Семь утра. До меня лишь сейчас начинает доходить то, как это страшно и тупо – не видеть для себя никакого будущего, когда тебе только 18.
10 апреля
Сегодня один из самых радостных дней за долгое время. И нет, это говорит во мне не моя гипомания [77] (может же это быть просто хорошее настроение? В этом вся проблема – я никогда не понимаю, где мои нормальные эмоции, а где начинаются эпизоды, пока все не зайдет слишком далеко.)

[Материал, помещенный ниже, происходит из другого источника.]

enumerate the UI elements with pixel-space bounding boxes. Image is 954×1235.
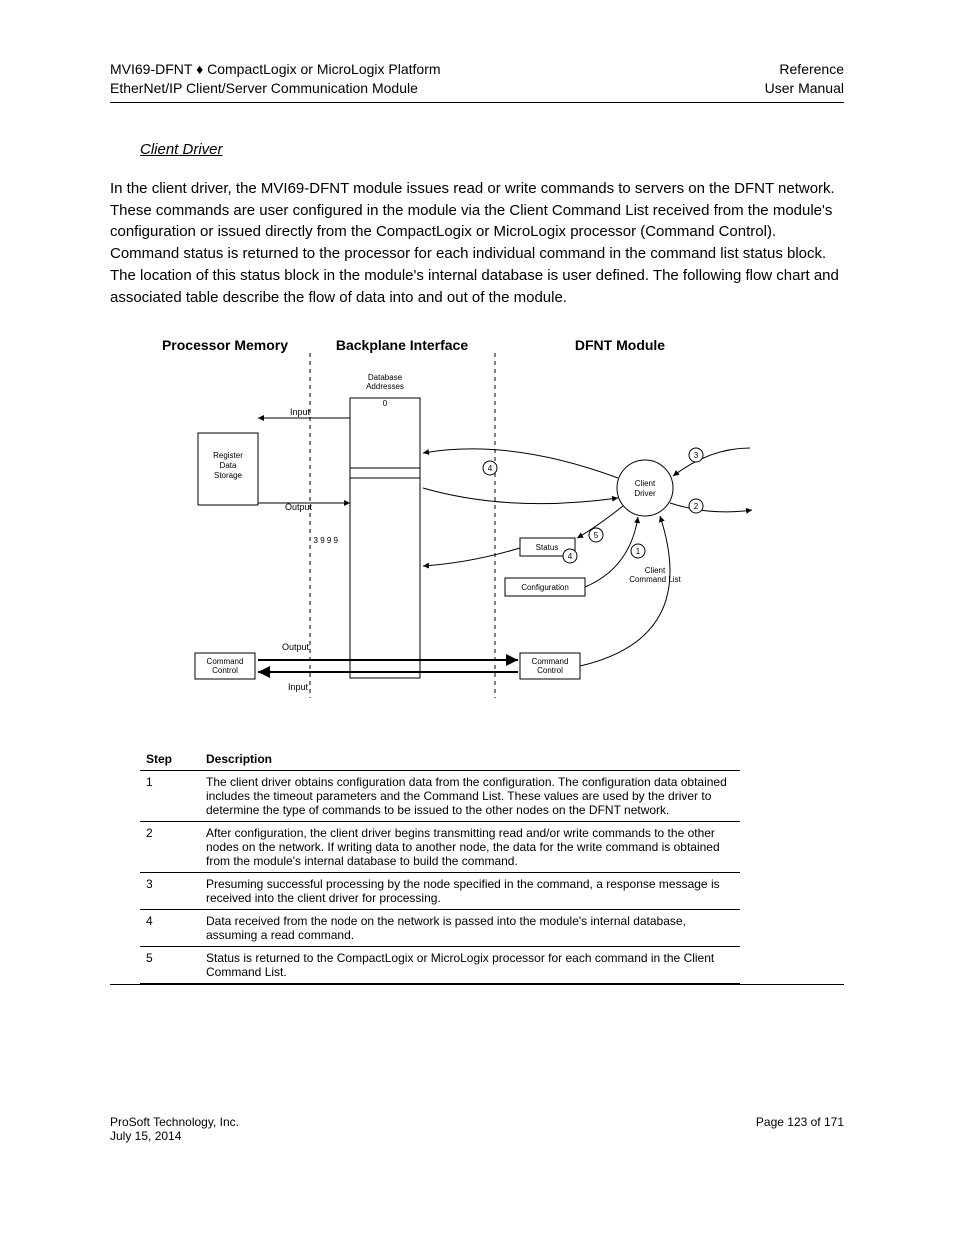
svg-text:Command: Command — [207, 657, 244, 666]
header-right-line1: Reference — [765, 60, 844, 79]
table-row: 4Data received from the node on the netw… — [140, 910, 740, 947]
section-title-text: Client Driver — [140, 141, 223, 158]
svg-text:Control: Control — [212, 666, 238, 675]
svg-text:2: 2 — [694, 502, 699, 511]
svg-text:5: 5 — [594, 531, 599, 540]
section-paragraph: In the client driver, the MVI69-DFNT mod… — [110, 178, 844, 309]
svg-text:Storage: Storage — [214, 471, 243, 480]
header-left-line1: MVI69-DFNT ♦ CompactLogix or MicroLogix … — [110, 60, 441, 79]
flow-diagram: Processor Memory Backplane Interface DFN… — [110, 338, 844, 728]
svg-text:Control: Control — [537, 666, 563, 675]
footer-right: Page 123 of 171 — [756, 1115, 844, 1143]
header-rule — [110, 102, 844, 103]
col-step: Step — [140, 748, 200, 771]
flow-diagram-svg: Processor Memory Backplane Interface DFN… — [140, 338, 760, 728]
col-desc: Description — [200, 748, 740, 771]
svg-text:1: 1 — [636, 547, 641, 556]
col2-label: Backplane Interface — [336, 338, 468, 353]
steps-tbody: 1The client driver obtains configuration… — [140, 771, 740, 984]
svg-text:Status: Status — [536, 543, 559, 552]
svg-text:Register: Register — [213, 451, 243, 460]
page-header: MVI69-DFNT ♦ CompactLogix or MicroLogix … — [110, 60, 844, 98]
svg-text:Configuration: Configuration — [521, 583, 569, 592]
section-title: Client Driver — [140, 141, 844, 158]
footer-rule — [110, 984, 844, 985]
svg-text:3: 3 — [694, 451, 699, 460]
svg-text:Client: Client — [645, 566, 666, 575]
table-row: 3Presuming successful processing by the … — [140, 873, 740, 910]
svg-text:Database: Database — [368, 373, 403, 382]
svg-text:Input: Input — [290, 407, 311, 417]
svg-text:Input: Input — [288, 682, 309, 692]
svg-text:3 9 9 9: 3 9 9 9 — [314, 536, 339, 545]
header-left: MVI69-DFNT ♦ CompactLogix or MicroLogix … — [110, 60, 441, 98]
svg-text:0: 0 — [383, 399, 388, 408]
svg-text:Driver: Driver — [634, 489, 656, 498]
svg-text:Client: Client — [635, 479, 656, 488]
header-right-line2: User Manual — [765, 79, 844, 98]
table-row: 1The client driver obtains configuration… — [140, 771, 740, 822]
col3-label: DFNT Module — [575, 338, 665, 353]
table-row: 2After configuration, the client driver … — [140, 822, 740, 873]
page-footer: ProSoft Technology, Inc. July 15, 2014 P… — [110, 1115, 844, 1143]
steps-table: Step Description 1The client driver obta… — [140, 748, 740, 984]
footer-left: ProSoft Technology, Inc. July 15, 2014 — [110, 1115, 239, 1143]
col1-label: Processor Memory — [162, 338, 288, 353]
header-left-line2: EtherNet/IP Client/Server Communication … — [110, 79, 441, 98]
svg-text:Command: Command — [532, 657, 569, 666]
svg-text:4: 4 — [488, 464, 493, 473]
svg-text:Output: Output — [282, 642, 310, 652]
step-markers: 1 2 3 4 4 5 — [483, 448, 703, 563]
header-right: Reference User Manual — [765, 60, 844, 98]
svg-text:Data: Data — [220, 461, 237, 470]
svg-text:4: 4 — [568, 552, 573, 561]
svg-text:Addresses: Addresses — [366, 382, 404, 391]
svg-text:Command List: Command List — [629, 575, 681, 584]
table-row: 5Status is returned to the CompactLogix … — [140, 947, 740, 984]
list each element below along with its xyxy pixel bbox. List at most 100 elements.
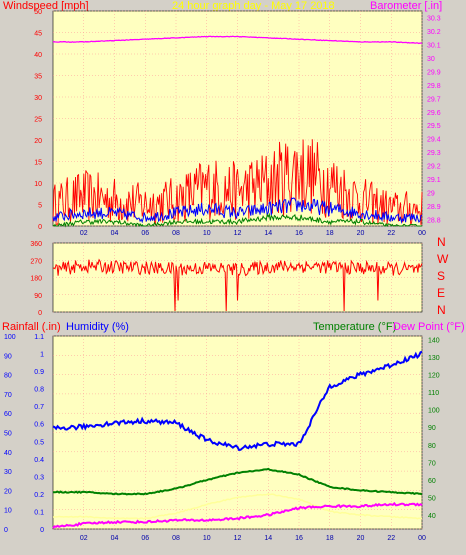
wind-tick-label: 45 [34,31,42,38]
rain-axis-label: Rainfall (.in) [2,321,61,333]
x-tick-label: 10 [203,230,211,237]
temperature-tick-label: 40 [428,513,436,520]
rain-tick-label: 0.9 [34,369,44,376]
wind-tick-label: 15 [34,160,42,167]
hum-x-tick-labels: 02 04 06 08 10 12 14 16 18 20 22 00 [80,535,426,542]
wind-tick-label: 35 [34,74,42,81]
humidity-tick-label: 50 [4,431,12,438]
x-tick-label: 04 [111,230,119,237]
wind-tick-label: 5 [38,203,42,210]
rain-tick-label: 0.2 [34,492,44,499]
baro-axis-label: Barometer [.in] [370,0,442,12]
barometer-line [52,35,423,45]
dir-tick-label: 90 [34,293,42,300]
wind-tick-label: 50 [34,9,42,16]
baro-tick-label: 29 [427,190,435,197]
temperature-tick-label: 50 [428,495,436,502]
humidity-tick-label: 20 [4,488,12,495]
humidity-tick-label: 0 [4,527,8,534]
x-tick-label: 12 [234,230,242,237]
humidity-tick-label: 80 [4,373,12,380]
rain-tick-label: 0.8 [34,387,44,394]
x-tick-label: 14 [264,535,272,542]
baro-tick-label: 29.3 [427,150,441,157]
baro-tick-label: 29.8 [427,83,441,90]
baro-tick-label: 29.5 [427,123,441,130]
x-tick-label: 00 [418,230,426,237]
rain-tick-label: 0.1 [34,509,44,516]
wind-tick-label: 0 [38,224,42,231]
x-tick-label: 10 [203,535,211,542]
humidity-tick-label: 40 [4,450,12,457]
hum-temp-grid [53,335,423,530]
rain-tick-label: 0.4 [34,457,44,464]
x-tick-label: 08 [172,535,180,542]
x-tick-label: 22 [387,535,395,542]
x-tick-label: 06 [141,230,149,237]
wind-axis-ticks: 0 5 10 15 20 25 30 35 40 45 50 [34,9,42,231]
x-tick-label: 16 [295,535,303,542]
humidity-tick-label: 30 [4,469,12,476]
humidity-tick-label: 100 [4,334,16,341]
dir-tick-label: 360 [30,241,42,248]
compass-letter: E [437,286,445,300]
humidity-tick-label: 60 [4,411,12,418]
compass-letter: S [437,269,445,283]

После второго урока был долгий перерыв. Я решил, что посижу этот час в библиотеке. Я не собирался ни читать, ни играть в «Плейстейшн». Просто хотелось сидеть в тишине и пялиться в окно.
Скоро в библиотеку подтянулись и Йенни с Луи. Они уселись напротив друг друга и молча занимались своими делами. Я достал из портфеля учебник по экономике и уставился в него с заинтересованным видом, хотя на самом деле я просто раз десять перечитал один и тот же коротенький абзац, потому что был слишком рассеян, чтобы понять, о чем там говорилось.
Я часто поглядывал на Йенни, надеясь, что она не заметит этого. Вообще говоря, мы прекрасно делаем вид, что мы просто одноклассники, что мы едва знакомы.
Сегодня ей и впрямь было не до меня. Она нервно стучала пальцами по клавиатуре, закусив ноготь на большом пальце.
Вдруг Йенни замерла, подняв взгляд на Луи. Она сказала взволнованным многозначительным полушепотом:
– Это оно.
Луи выпрямился, уставившись на Йенни в ожидании чего-то. Он спросил:
– Хочешь, я прочитаю его?
– Нет-нет, я сама. Боже, я так волнуюсь.
Йенни переложила ноутбук с колен на стол. Затем пару раз кликнула по тачпаду и стала внимательно читать письмо. Удивительно было наблюдать за тем, как сменялись ее эмоции: вот губы сжаты от волнения, меж бровей появилась складка, а в следующее мгновение ее лицо озаряет яркая потрясенная улыбка, широко распахнутые глаза наполняются слезами счастья.
– Я поступила! – Она вскочила из-за стола, приложив ладони ко рту. – Поступила в Южно-Калифорнийский университет! Ты в это веришь?!
Луи встал с места и, приговаривая, что ни на секунду в ней не сомневался, обнял Йенни. Ее трясло. Она плакала, обняв его в ответ.
Я даже не могу словами выразить, как гордился ей. До сих пор у меня по спине бегают мурашки от осознания того, какая она молодец. Она заслужила это.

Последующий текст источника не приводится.